For that matter, you can’t accurately check for the presence of any other form element because the user may not properly fill out the form (something that your PHP script would need to validate).

One reliable solution, which I have been using in my code and books, is to create a hidden input, with any name and any value:

<input type="hidden" name="submitted" value="1" />

Then, when the form is submitted, $_POST[‘submitted’] will be set (assuming, again, that you used the POST method). Worst case scenario, if the user manipulated the form so that it didn’t contain this element, then submitted the form, that form wouldn’t be processed (which it’s best that it isn’t anyway).

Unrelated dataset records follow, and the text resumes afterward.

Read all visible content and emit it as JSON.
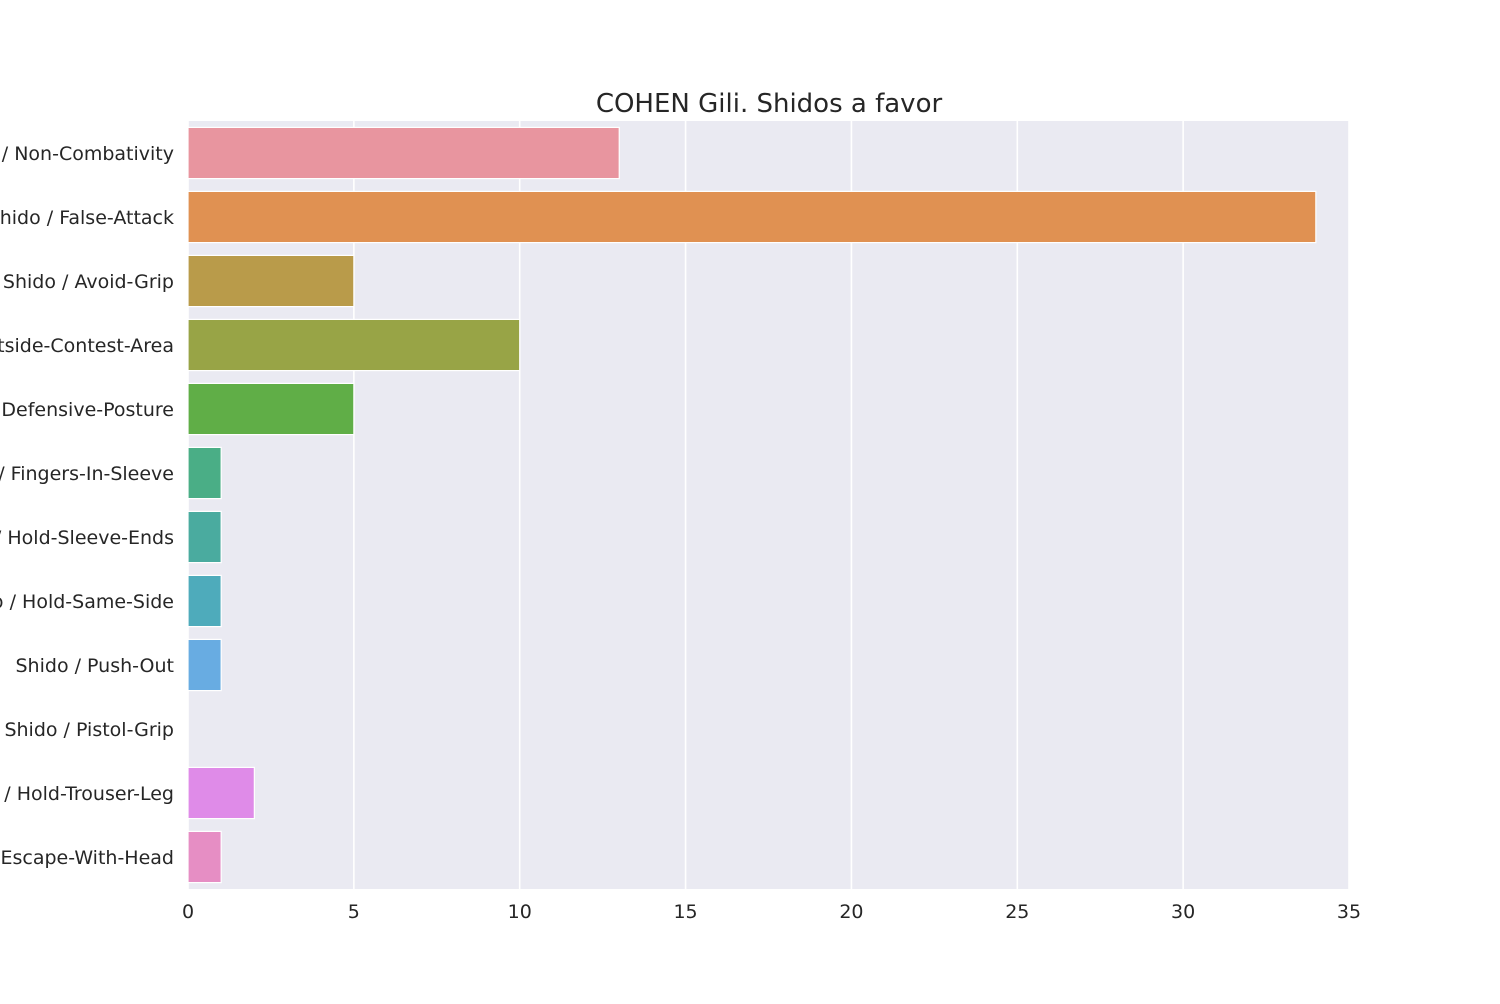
{
  "chart_data": {
    "type": "bar",
    "orientation": "horizontal",
    "title": "COHEN Gili. Shidos a favor",
    "xlabel": "",
    "ylabel": "",
    "xlim": [
      0,
      35
    ],
    "x_ticks": [
      0,
      5,
      10,
      15,
      20,
      25,
      30,
      35
    ],
    "grid": true,
    "categories": [
      "Shido / Non-Combativity",
      "Shido / False-Attack",
      "Shido / Avoid-Grip",
      "Shido / Outside-Contest-Area",
      "Shido / Defensive-Posture",
      "Shido / Fingers-In-Sleeve",
      "Shido / Hold-Sleeve-Ends",
      "Shido / Hold-Same-Side",
      "Shido / Push-Out",
      "Shido / Pistol-Grip",
      "Shido / Hold-Trouser-Leg",
      "Shido / Escape-With-Head"
    ],
    "values": [
      13,
      34,
      5,
      10,
      5,
      1,
      1,
      1,
      1,
      0,
      2,
      1
    ],
    "colors": [
      "#e8959f",
      "#e09152",
      "#b99b4a",
      "#98a446",
      "#60ae47",
      "#4aae86",
      "#4aab9f",
      "#4eabbb",
      "#68ace2",
      "#b09fe7",
      "#df8be8",
      "#e68ec4"
    ],
    "plot_background": "#eaeaf2",
    "grid_color": "#ffffff"
  }
}
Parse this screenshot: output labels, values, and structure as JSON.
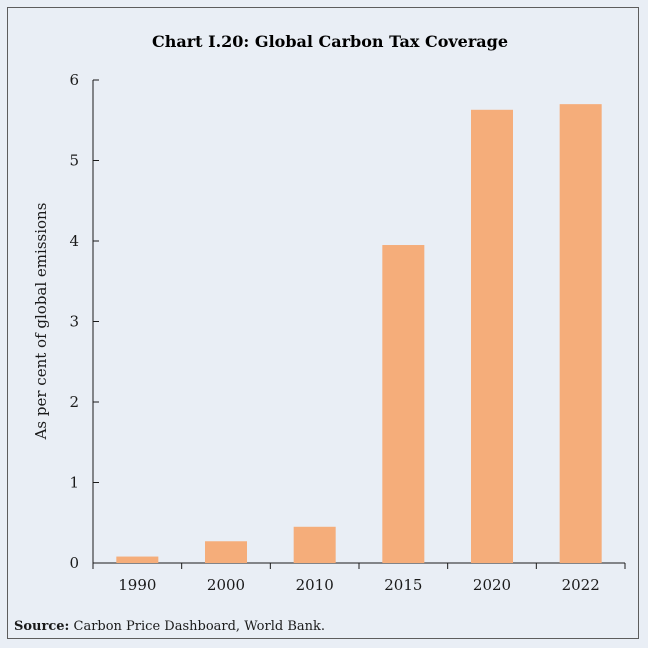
{
  "chart_data": {
    "type": "bar",
    "title": "Chart I.20: Global Carbon Tax Coverage",
    "ylabel": "As per cent of global emissions",
    "xlabel": "",
    "categories": [
      "1990",
      "2000",
      "2010",
      "2015",
      "2020",
      "2022"
    ],
    "values": [
      0.08,
      0.27,
      0.45,
      3.95,
      5.63,
      5.7
    ],
    "ylim": [
      0,
      6
    ],
    "yticks": [
      0,
      1,
      2,
      3,
      4,
      5,
      6
    ],
    "bar_color": "#f5ad7a",
    "grid": false,
    "legend": "none"
  },
  "source": {
    "label": "Source:",
    "text": " Carbon Price Dashboard, World Bank."
  }
}
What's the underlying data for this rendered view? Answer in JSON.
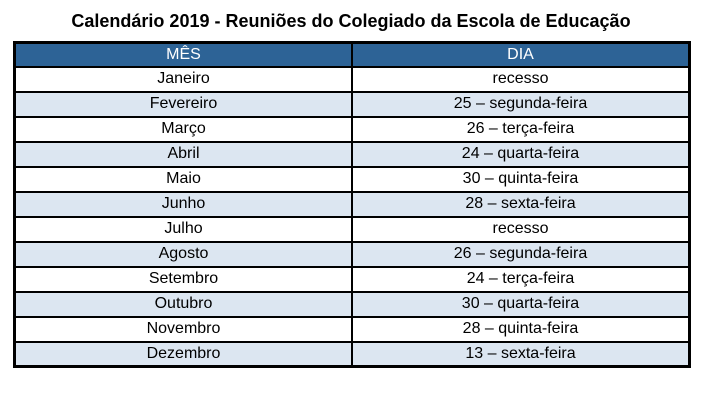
{
  "page": {
    "title": "Calendário 2019 - Reuniões do Colegiado da Escola de Educação"
  },
  "table": {
    "headers": {
      "mes": "MÊS",
      "dia": "DIA"
    },
    "rows": [
      {
        "mes": "Janeiro",
        "dia": "recesso"
      },
      {
        "mes": "Fevereiro",
        "dia": "25 – segunda-feira"
      },
      {
        "mes": "Março",
        "dia": "26 – terça-feira"
      },
      {
        "mes": "Abril",
        "dia": "24 – quarta-feira"
      },
      {
        "mes": "Maio",
        "dia": "30 – quinta-feira"
      },
      {
        "mes": "Junho",
        "dia": "28 – sexta-feira"
      },
      {
        "mes": "Julho",
        "dia": "recesso"
      },
      {
        "mes": "Agosto",
        "dia": "26 – segunda-feira"
      },
      {
        "mes": "Setembro",
        "dia": "24 – terça-feira"
      },
      {
        "mes": "Outubro",
        "dia": "30 – quarta-feira"
      },
      {
        "mes": "Novembro",
        "dia": "28 – quinta-feira"
      },
      {
        "mes": "Dezembro",
        "dia": "13 – sexta-feira"
      }
    ]
  },
  "colors": {
    "header_bg": "#2d6396",
    "header_text": "#ffffff",
    "stripe_bg": "#dce6f1",
    "border": "#000000"
  }
}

Another option, which I’ll likely start using in my books (I’ll have to confirm that there’s no downside), is to check how the page was requested. As you probably know, there are two common methods for requesting a page: GET and POST. These are also the values used for the action attribute of a form. Most pages loaded in the Web browser–by typing in an address or clicking a link–are requested using GET. So the first time a page that both displays and handles a form is accessed (i.e., when the form is displayed), it’s a GET request. When that form is submitted, it’s a POST request (assuming the POST method is used, right? Right). So to check which state the page is in, refer to $_SERVER[‘REQUEST_METHOD’]:

<?php if ($_SERVER['REQUEST_METHOD'] == 'POST') { // Handle the form... ?>

As I said, this sounds like a good solution to me but I still want to do a little research to confirm that it’s reliable (e.g., that all Web servers on all OSes populate this variable).